Zombie movies that came after George Romero’s seminal Night of the Living Dead (1968) film tended to zero in on the boundaries gore and violence could push. In a sense, Romero broke down a door no one had quite managed to even convincingly open before. For the times, it was extreme, a whole other level of gruesome and macabre that gave the horror genre another tool to generate fear with. Unfortunately, a lot of those movies relied too much on that violence (especially the ones that hailed from the school of Lucio Fulci, Bruno Mattei, and Claudio Fragasso in Italy). They indulged in it so much that they forgot to also borrow from the other part of the equation that made Romero’s zombie films sing: the social commentary.
What Romero managed to present the horror genre with was a monster that carried social criticism on its rotting skin and broken limbs. This is what makes Jorge Grau’s 1974 The Living Dead at Manchester Morgue stand apart from the deluge of zombie movies that came after Night of the Living Dead. It ticks the blood and gore box, but it also makes sure the social critique box gets ticked as well. The movie understands that to follow in Romero’s footsteps you can’t have one without the other. Otherwise, it can easily become just a hollow affair predicated on blood and guts. Why go for one when you can have both?
The Living Dead at Manchester Morgue (also known as Let Sleeping Corpses Lie and Don’t Open the Window) was an Italian/Spanish production directed by Grau and starting Cristina Galbó and Ray Lovelock as two hippies (Edna and George respectively) who cross paths as they head out to the English countryside only to find an experimental radioactive farming tool used to kill insects is also raising up the dead. A series of deaths leads a local inspector played by Arthur Kennedy to immediately suspect the two outsider hippies as the culprits, setting up multiple ideological clashes between conservative symbols of authority (cops) and those who question it (the two main characters).
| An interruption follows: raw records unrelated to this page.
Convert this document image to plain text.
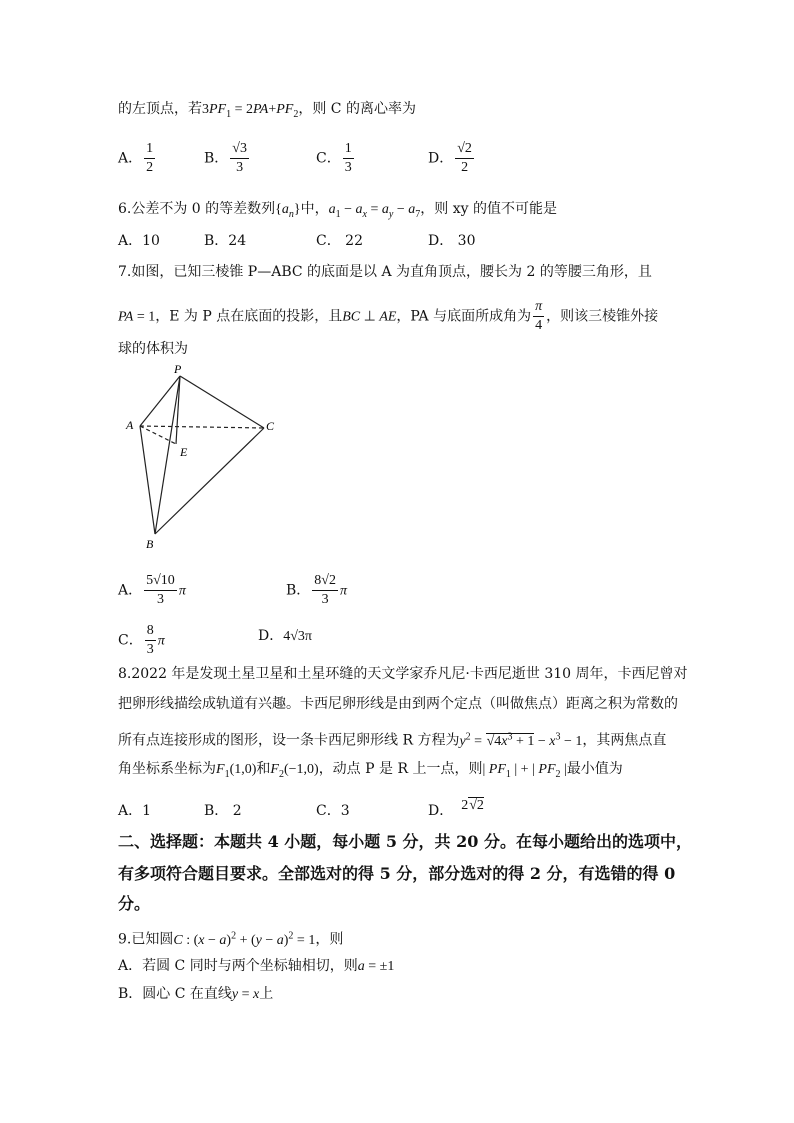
的左顶点，若$3PF_1 = 2PA+PF_2$，则 C 的离心率为
A． $\frac{1}{2}$	B． $\frac{√3}{3}$	C． $\frac{1}{3}$	D． $\frac{√2}{2}$
6.公差不为 0 的等差数列$\{a_n\}$中，$a_1 - a_x = a_y - a_7$，则 xy 的值不可能是
A．10	B．24	C． 22	D． 30
7.如图，已知三棱锥 P—ABC 的底面是以 A 为直角顶点，腰长为 2 的等腰三角形，且
PA = 1，E 为 P 点在底面的投影，且BC ⊥ AE，PA 与底面所成角为 $\frac{\pi}{4}$ ，则该三棱锥外接
球的体积为
P
A	C
E
B
A． $\frac{5√10}{3}$ π	B． $\frac{8√2}{3}$ π
C． $\frac{8}{3}$ π	D．4√3π
8.2022 年是发现土星卫星和土星环缝的天文学家乔凡尼·卡西尼逝世 310 周年，卡西尼曾对
把卵形线描绘成轨道有兴趣。卡西尼卵形线是由到两个定点（叫做焦点）距离之积为常数的
所有点连接形成的图形，设一条卡西尼卵形线 R 方程为$y^2 = √4x^3 + 1 - x^3 - 1$，其两焦点直
角坐标系坐标为$F_1(1,0)$和$F_2(-1,0)$，动点 P 是 R 上一点，则| $PF_1$ | + | $PF_2$ |最小值为
A．1	B． 2	C．3	D． 2√2
二、选择题：本题共 4 小题，每小题 5 分，共 20 分。在每小题给出的选项中，
有多项符合题目要求。全部选对的得 5 分，部分选对的得 2 分，有选错的得 0
分。
9.已知圆C : $(x - a)^2 + (y - a)^2 = 1$，则
A．若圆 C 同时与两个坐标轴相切，则a = ±1
B．圆心 C 在直线y = x上
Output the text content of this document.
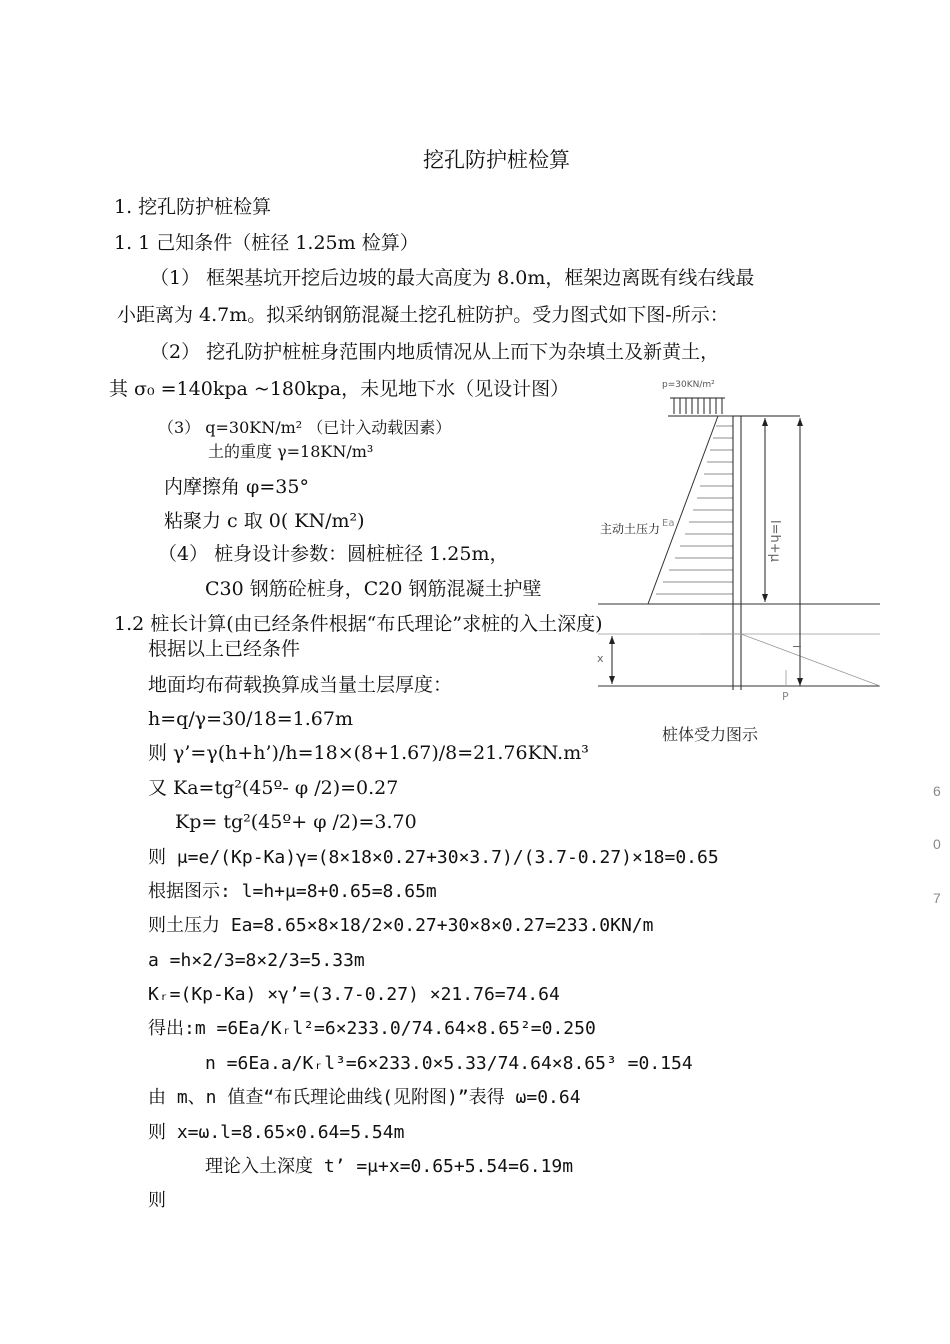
挖孔防护桩检算
1. 挖孔防护桩检算
1. 1 己知条件（桩径 1.25m 检算）
（1） 框架基坑开挖后边坡的最大高度为 8.0m，框架边离既有线右线最
小距离为 4.7m。拟采纳钢筋混凝土挖孔桩防护。受力图式如下图-所示：
（2） 挖孔防护桩桩身范围内地质情况从上而下为杂填土及新黄土，
其 σ₀ =140kpa ~180kpa，未见地下水（见设计图）
（3） q=30KN/m² （已计入动载因素）
土的重度 γ=18KN/m³
内摩擦角 φ=35°
粘聚力 c 取 0( KN/m²)
（4） 桩身设计参数：圆桩桩径 1.25m，
C30 钢筋砼桩身，C20 钢筋混凝土护壁
1.2 桩长计算(由已经条件根据“布氏理论”求桩的入土深度)
根据以上已经条件
地面均布荷载换算成当量土层厚度：
h=q/γ=30/18=1.67m
则 γ’=γ(h+h’)/h=18×(8+1.67)/8=21.76KN.m³
又 Ka=tg²(45º- φ /2)=0.27
Kp= tg²(45º+ φ /2)=3.70
则 μ=e/(Kp-Ka)γ=(8×18×0.27+30×3.7)/(3.7-0.27)×18=0.65
根据图示: l=h+μ=8+0.65=8.65m
则土压力 Ea=8.65×8×18/2×0.27+30×8×0.27=233.0KN/m
a =h×2/3=8×2/3=5.33m
Kᵣ=(Kp-Ka) ×γ’=(3.7-0.27) ×21.76=74.64
得出:m =6Ea/Kᵣl²=6×233.0/74.64×8.65²=0.250
n =6Ea.a/Kᵣl³=6×233.0×5.33/74.64×8.65³ =0.154
由 m、n 值查“布氏理论曲线(见附图)”表得 ω=0.64
则 x=ω.l=8.65×0.64=5.54m
理论入土深度 t’ =μ+x=0.65+5.54=6.19m
则
p=30KN/m²
主动土压力 Ea	l=h+μ
l
x
P
桩体受力图示
6
0
7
In other words, the movie has a very potent strain of ‘Fuck the Police’ energy coursing through it. The inspector is clearly the reason why the zombie problem worsens once the undead start moving from the cemetery to the small village the movie takes place in. But, as Romero’s movies show, ignorance and stubbornness are but harbingers of social destruction, and Grau makes sure to spill the requisite amount of blood to drive the point home.
The movie takes its time presenting Edna and George before the zombies take center stage. We get the sense they are leaving the big city behind for something more grounded, if only momentarily, and more manageable. An opening montage of the chaos that is London suggests as such. The tradeoff, though, is quickly made apparent. Countryfolk are not welcoming to ‘strange’ and potentially satanic members of the newer generation coming in to disturb their idyllic peace.
The zombie violence does an exceptional job of showing how discriminating and backwards the village and its police force can be. Zombies take the form of recently deceased drunks and local lifers that lived and died without ever stepping out of the limits of their geographic bubbles. Edna and George, sporting a fashion sense that produces a worrying contrast for them against the well-mannered and traditionally clothed locals, stand out quite heavily here. They’re fish out of water and very far away from any welcoming habitat.
Grau sets an impressive pace for the story that holds back on the more gruesome bits so that they can have more impact later on. It’s something akin to how Dawn of the Dead saves its more shocking deaths for the last act of the film. Burning bodies, mass dismembering, and gut-ripping sessions are reserved for when the zombie problem spirals out of control. It becomes a marker of societal collapse, and how people choose to bicker amongst themselves past the point of no return instead of dealing with the problem at hand before it destroys them all.
Arthur Kennedy plays this aspect of the story to great effect as the conservative inspector. He wastes not a single moment dumping every ounce of disdain he has on Edna and George. In his mind, and without tangible evidence, the case was clear-cut the moment two hippies stepped into his orbit. It’s a particular kind of hatred that also brings movies like Easy Rider (1969) and Romero’s own Knightriders (1981) to mind, where trying to exist outside the confines of the system invites the possibility of things ending in tragedy. In this case, it all comes to a head in a closing sequence set in a hospital where Grau lets his zombies embrace the carnage and go for some of the goriest kills in the movie (especially one that’s met by a receptionist). It happens much like it does in Romero’s Dead movies. The best is saved for last.
The Living Dead at Manchester Morgue is a socially conscious zombie movie done right. It’s rough and angry, and it compromises nothing in the process. The violence showcased in the story serves the message, making it one of the best movies of its kind and one that fans of Romero would do well to seek out. You’ll be confronted with the dangers of small town ignorance, but you’ll also want to fight the power once it’s all said and done.